Using the handbook in class: Reading assignments and peer groups
My classes, including a section of Comp 1, start on August 31. This semester I’ll be doing something I never have before: I’ll be giving no whole-chapter reading assignments in the handbook. I’m doing that because I’ve had to acknowledge over the past several years that most of my students simply aren’t reading these assignments, and if they are, they’re not understanding or retaining much.

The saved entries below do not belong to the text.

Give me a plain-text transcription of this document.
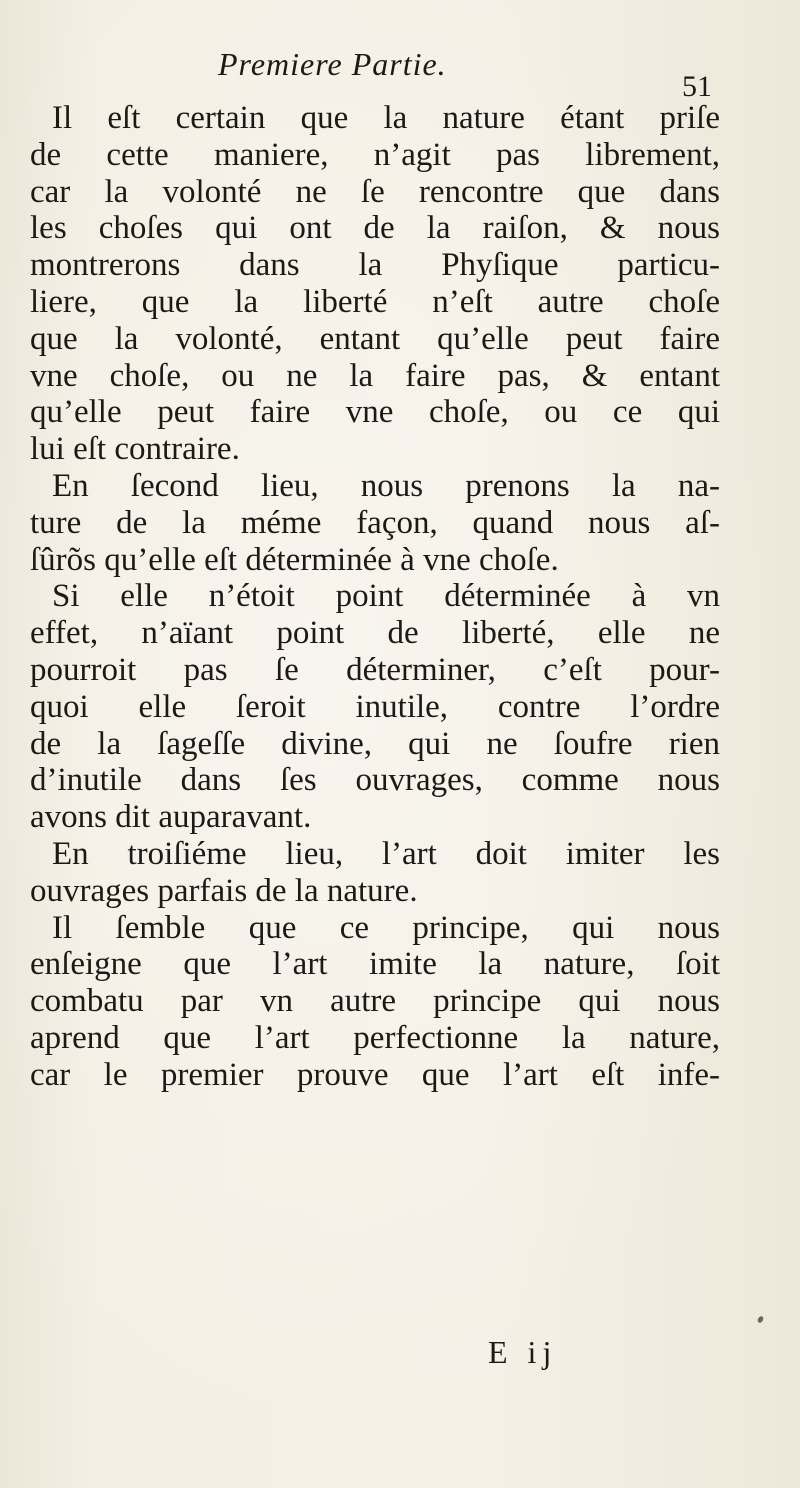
Premiere Partie.
51
Il eſt certain que la nature étant priſe
de cette maniere, n’agit pas librement,
car la volonté ne ſe rencontre que dans
les choſes qui ont de la raiſon, & nous
montrerons dans la Phyſique particu-
liere, que la liberté n’eſt autre choſe
que la volonté, entant qu’elle peut faire
vne choſe, ou ne la faire pas, & entant
qu’elle peut faire vne choſe, ou ce qui
lui eſt contraire.
En ſecond lieu, nous prenons la na-
ture de la méme façon, quand nous aſ-
ſûrõs qu’elle eſt déterminée à vne choſe.
Si elle n’étoit point déterminée à vn
effet, n’aïant point de liberté, elle ne
pourroit pas ſe déterminer, c’eſt pour-
quoi elle ſeroit inutile, contre l’ordre
de la ſageſſe divine, qui ne ſoufre rien
d’inutile dans ſes ouvrages, comme nous
avons dit auparavant.
En troiſiéme lieu, l’art doit imiter les
ouvrages parfais de la nature.
Il ſemble que ce principe, qui nous
enſeigne que l’art imite la nature, ſoit
combatu par vn autre principe qui nous
aprend que l’art perfectionne la nature,
car le premier prouve que l’art eſt infe-
E ij
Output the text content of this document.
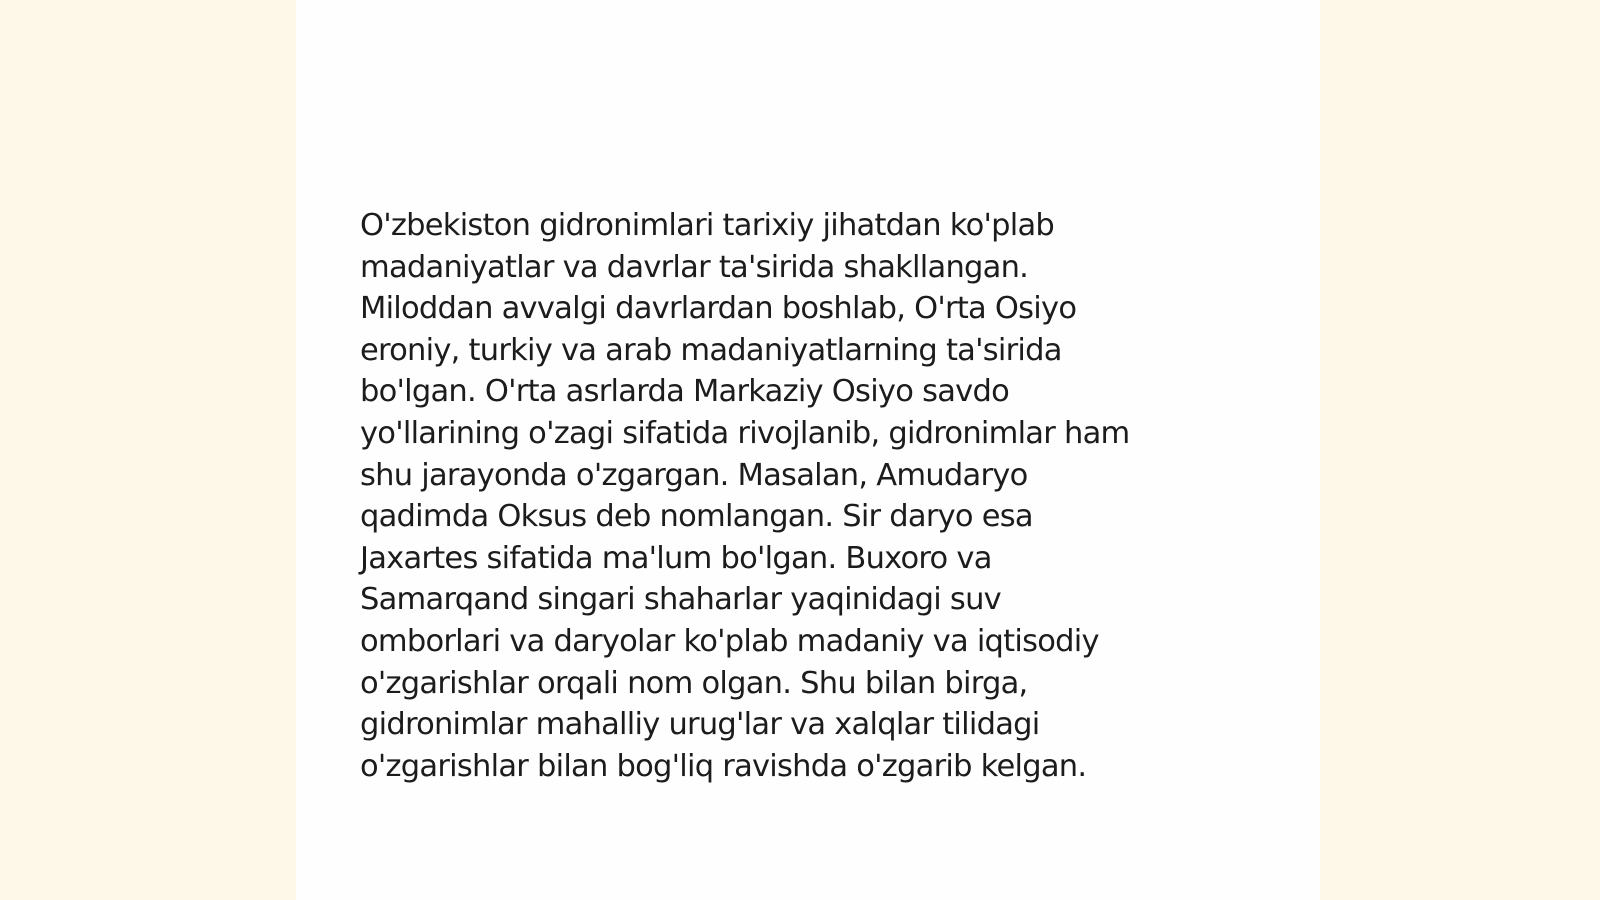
O'zbekiston gidronimlari tarixiy jihatdan ko'plab
madaniyatlar va davrlar ta'sirida shakllangan.
Miloddan avvalgi davrlardan boshlab, O'rta Osiyo
eroniy, turkiy va arab madaniyatlarning ta'sirida
bo'lgan. O'rta asrlarda Markaziy Osiyo savdo
yo'llarining o'zagi sifatida rivojlanib, gidronimlar ham
shu jarayonda o'zgargan. Masalan, Amudaryo
qadimda Oksus deb nomlangan. Sir daryo esa
Jaxartes sifatida ma'lum bo'lgan. Buxoro va
Samarqand singari shaharlar yaqinidagi suv
omborlari va daryolar ko'plab madaniy va iqtisodiy
o'zgarishlar orqali nom olgan. Shu bilan birga,
gidronimlar mahalliy urug'lar va xalqlar tilidagi
o'zgarishlar bilan bog'liq ravishda o'zgarib kelgan.
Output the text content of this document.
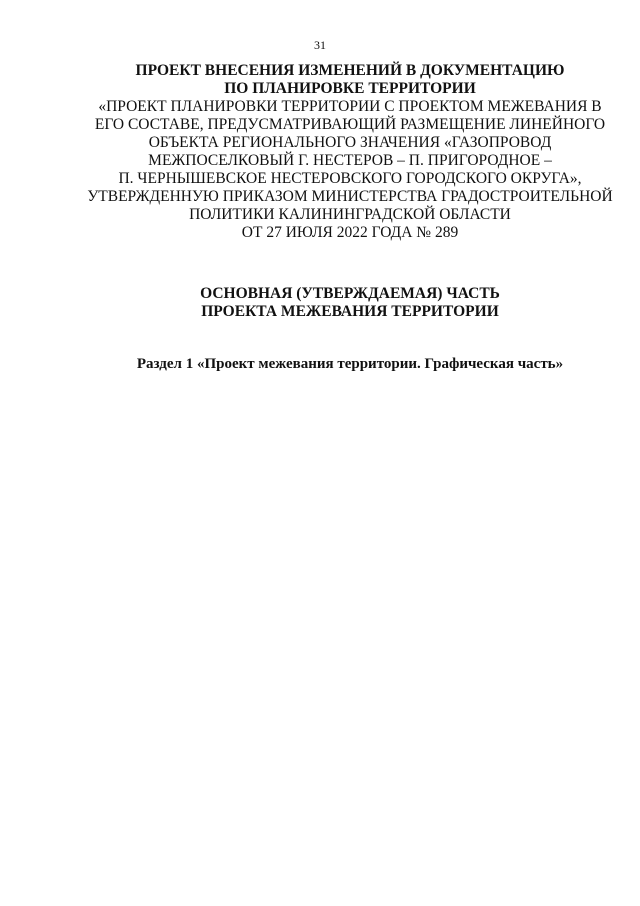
31
ПРОЕКТ ВНЕСЕНИЯ ИЗМЕНЕНИЙ В ДОКУМЕНТАЦИЮ
ПО ПЛАНИРОВКЕ ТЕРРИТОРИИ
«ПРОЕКТ ПЛАНИРОВКИ ТЕРРИТОРИИ С ПРОЕКТОМ МЕЖЕВАНИЯ В
ЕГО СОСТАВЕ, ПРЕДУСМАТРИВАЮЩИЙ РАЗМЕЩЕНИЕ ЛИНЕЙНОГО
ОБЪЕКТА РЕГИОНАЛЬНОГО ЗНАЧЕНИЯ «ГАЗОПРОВОД
МЕЖПОСЕЛКОВЫЙ Г. НЕСТЕРОВ – П. ПРИГОРОДНОЕ –
П. ЧЕРНЫШЕВСКОЕ НЕСТЕРОВСКОГО ГОРОДСКОГО ОКРУГА»,
УТВЕРЖДЕННУЮ ПРИКАЗОМ МИНИСТЕРСТВА ГРАДОСТРОИТЕЛЬНОЙ
ПОЛИТИКИ КАЛИНИНГРАДСКОЙ ОБЛАСТИ
ОТ 27 ИЮЛЯ 2022 ГОДА № 289
ОСНОВНАЯ (УТВЕРЖДАЕМАЯ) ЧАСТЬ
ПРОЕКТА МЕЖЕВАНИЯ ТЕРРИТОРИИ
Раздел 1 «Проект межевания территории. Графическая часть»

I will be making handbook assignments, though. I’ll be dividing up the material I want them to engage, and assigning groups of students in the class to study specific parts of it and teach it to the rest of the class. On Tuesday, let’s say, one group gets section 8a; another, 8b; another, 8c; and another, 8d. On Thursday they come into class and I put them into groups with the others who read their section. That group gets about 10 minutes’ planning time, and then they stand up and teach the material to the rest of the class. It’s true that this way, each student actually reads only one section of chapter 8. But at least they do really read and really understand that section. And when their group’s presentation ends, I ask the rest of the class to repeat what they just heard. If the class can’t say what they were just taught, the group does it again. This way the group not only really learns their material, but the class really listens to them, asks questions, and comes to understand the material, too.
This all works best, of course, if it’s anchored in a paper that the students are working on. I’ll talk about that in a separate post.